The Supreme Court has overturned the Court of Appeal decision in Mills v Mills, to approval from the legal profession, writes Mert Acikgoz
Finally, the result is here. The story of Mr and Mrs Mills – that case which sent panic through husbands’ wallets last year – has been widely reported, and the latest judgement by the Supreme Court this week – may be the key family case of the year. And it’s met with widespread agreement from the legal profession too.
To recap: last year, the Court of Appeal ruled that Mr Mills was liable to an increase of periodic payments to his ex-wife after her financial situation worsened since the pair’s divorce. The pair had settled in 2002, with Mrs Mills receiving £230,000 in liquid capital once and £13,200 in periodic payments annually. The settlement was intended to provide her with mortgage-free housing and suitable maintenance – she also kept custody of the couple’s young child.

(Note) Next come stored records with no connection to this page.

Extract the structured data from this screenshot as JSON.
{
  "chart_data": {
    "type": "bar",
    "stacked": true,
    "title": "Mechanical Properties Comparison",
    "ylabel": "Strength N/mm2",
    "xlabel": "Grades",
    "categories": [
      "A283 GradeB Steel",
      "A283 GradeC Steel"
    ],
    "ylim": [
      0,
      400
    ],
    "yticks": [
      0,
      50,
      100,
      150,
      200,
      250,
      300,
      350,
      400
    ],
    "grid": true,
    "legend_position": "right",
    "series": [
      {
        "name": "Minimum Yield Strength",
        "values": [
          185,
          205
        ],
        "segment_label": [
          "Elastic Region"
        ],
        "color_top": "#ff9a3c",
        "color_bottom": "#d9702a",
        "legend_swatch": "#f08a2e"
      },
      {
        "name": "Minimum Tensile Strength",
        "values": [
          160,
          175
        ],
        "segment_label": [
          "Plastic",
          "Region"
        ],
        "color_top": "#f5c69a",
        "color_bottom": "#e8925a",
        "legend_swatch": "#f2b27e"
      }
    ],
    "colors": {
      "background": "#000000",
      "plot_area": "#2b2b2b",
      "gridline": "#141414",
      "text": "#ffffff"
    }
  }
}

Mrs Mills opted to buy a more expensive house.
In time, she engaged in buying and selling of some more houses to make a profit, but it didn’t go well – so much so, that eventually she couldn’t afford to pay her mortgage. Having spent the initial capital, her situation forced her to move to a rented place, which in turn increased her annual costs.

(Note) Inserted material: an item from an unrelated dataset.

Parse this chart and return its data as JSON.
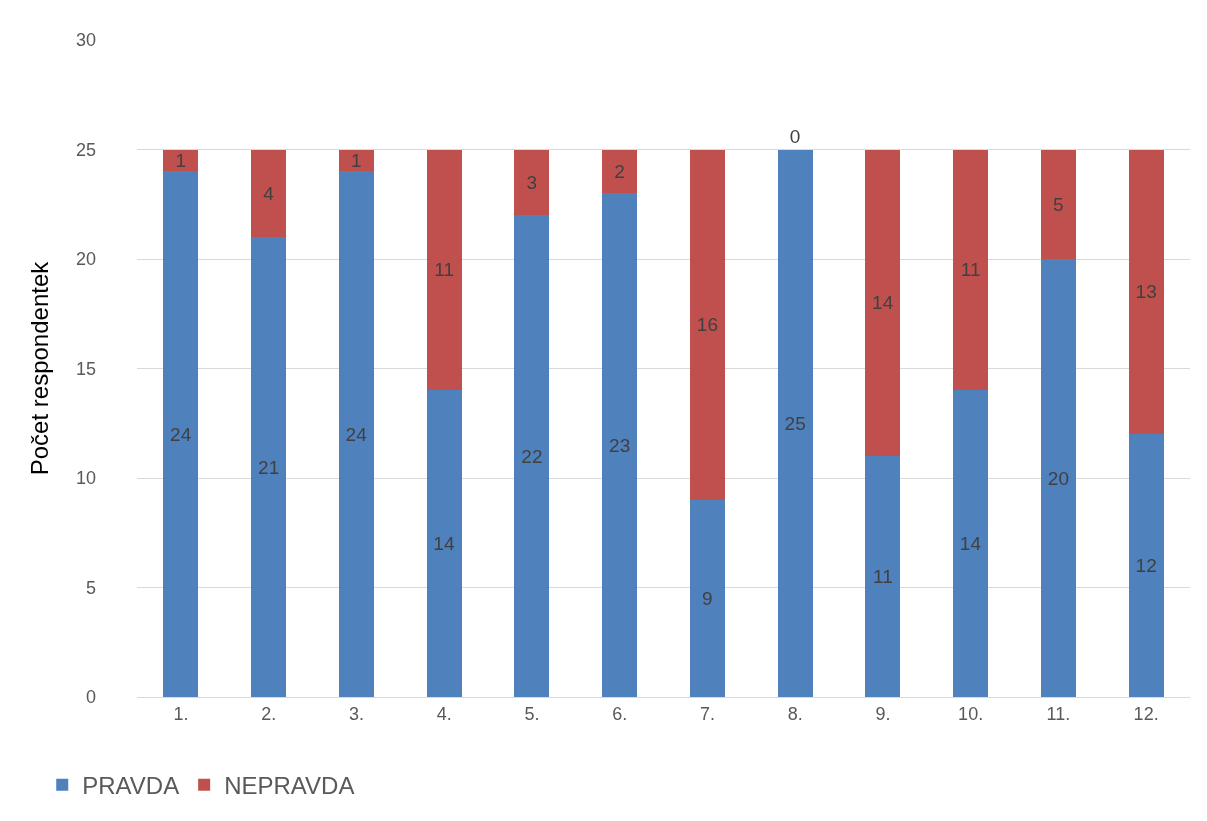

By 2015, everything was heading towards a day in court – but for opposing reasons. Mr. Mills, who had remarried and had a new family, argued that he shouldn’t be indefinitely connected to his ex-wife financially. Meanwhile, Mrs. Mills, pointing to her diminished financial status, argued that the payment – which was previously £13,200 – should increase by £4,200 to cover her needs. The initial court ruling dismissed both claims, prompting both to take the case to the Court of Appeal. In 2017, that court overruled the decision, favouring Mrs. Mills, and allowing the periodic payment to increase to reflect her new needs.
That was a decision which alarmed husbands everywhere. Mr. Mills, claiming that he had fulfilled his responsibilities for Mrs. Mills’ housing in their initial settlement, applied to the Supreme Court: in the ruling reversing the decision, the Court stressed the importance of fairness, ruling that the ex-husband shouldn’t be responsible for the capital mismanagement of his ex-wife. Hazel Wright, a partner in the family department of Hunters Solicitors, concurs with the decision: ‘She had already had a clean break which provided for her housing. To give more of his income, Mr Mills would effectively be paying for her housing again.’

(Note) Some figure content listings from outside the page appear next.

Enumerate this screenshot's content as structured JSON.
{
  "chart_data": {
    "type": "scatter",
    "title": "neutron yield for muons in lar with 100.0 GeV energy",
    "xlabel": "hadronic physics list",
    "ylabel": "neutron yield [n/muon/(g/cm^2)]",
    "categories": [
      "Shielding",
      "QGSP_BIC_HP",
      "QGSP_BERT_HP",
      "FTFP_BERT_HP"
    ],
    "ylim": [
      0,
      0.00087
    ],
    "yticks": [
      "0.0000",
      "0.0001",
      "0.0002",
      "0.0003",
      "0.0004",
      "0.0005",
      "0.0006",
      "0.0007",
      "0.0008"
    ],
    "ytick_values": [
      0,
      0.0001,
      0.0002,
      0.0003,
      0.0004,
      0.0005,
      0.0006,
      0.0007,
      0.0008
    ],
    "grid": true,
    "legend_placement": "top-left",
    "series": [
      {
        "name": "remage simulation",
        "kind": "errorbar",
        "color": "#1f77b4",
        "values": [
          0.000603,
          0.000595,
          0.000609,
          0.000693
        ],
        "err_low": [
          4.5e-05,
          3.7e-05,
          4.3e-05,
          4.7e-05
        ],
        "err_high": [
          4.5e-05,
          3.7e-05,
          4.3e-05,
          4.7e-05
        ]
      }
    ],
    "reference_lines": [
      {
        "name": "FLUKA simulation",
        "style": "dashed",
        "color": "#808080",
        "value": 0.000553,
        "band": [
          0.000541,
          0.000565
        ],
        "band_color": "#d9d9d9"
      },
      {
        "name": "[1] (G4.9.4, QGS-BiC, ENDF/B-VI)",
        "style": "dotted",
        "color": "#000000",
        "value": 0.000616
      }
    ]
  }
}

Stacey Nevin, from Kingsley Napley, points to the fact Mrs. Mills already had made poor financial decisions afterwards, decisions which shouldn’t be a burden on Mr. Mills. In terms of the future implications of the ruling, Nevin says ‘[The ruling] appears to shut the door on spouses coming back for housing claims in the future when they have already been factored into a capital award.’ On the general notion of perpetual payment, she adds that ‘the notion of maintenance for life has survived its latest test, albeit today’s decision has not widened its scope.’
Ros Bever, national head of family law at Irwin Mitchell, considers the case to be indicative of a general trend. ‘It’s clear the English courts are increasingly looking to encourage spouses to have financial independence from one another,’ she says. As an example, she points to Kim Waggott, who went to court to increase her £175,000-a-year maintenance, only to have it limited to fixed terms of three years. She says that the case is also going to the Supreme Court, which could be an ‘opportunity for the Court to give more general guidance beyond the specific issue that was addressed in Mills.’
So we’re not quite there yet, and there are still points to be clarified – but for once in family law the direction of travel is clear, and it’s not often you can say that.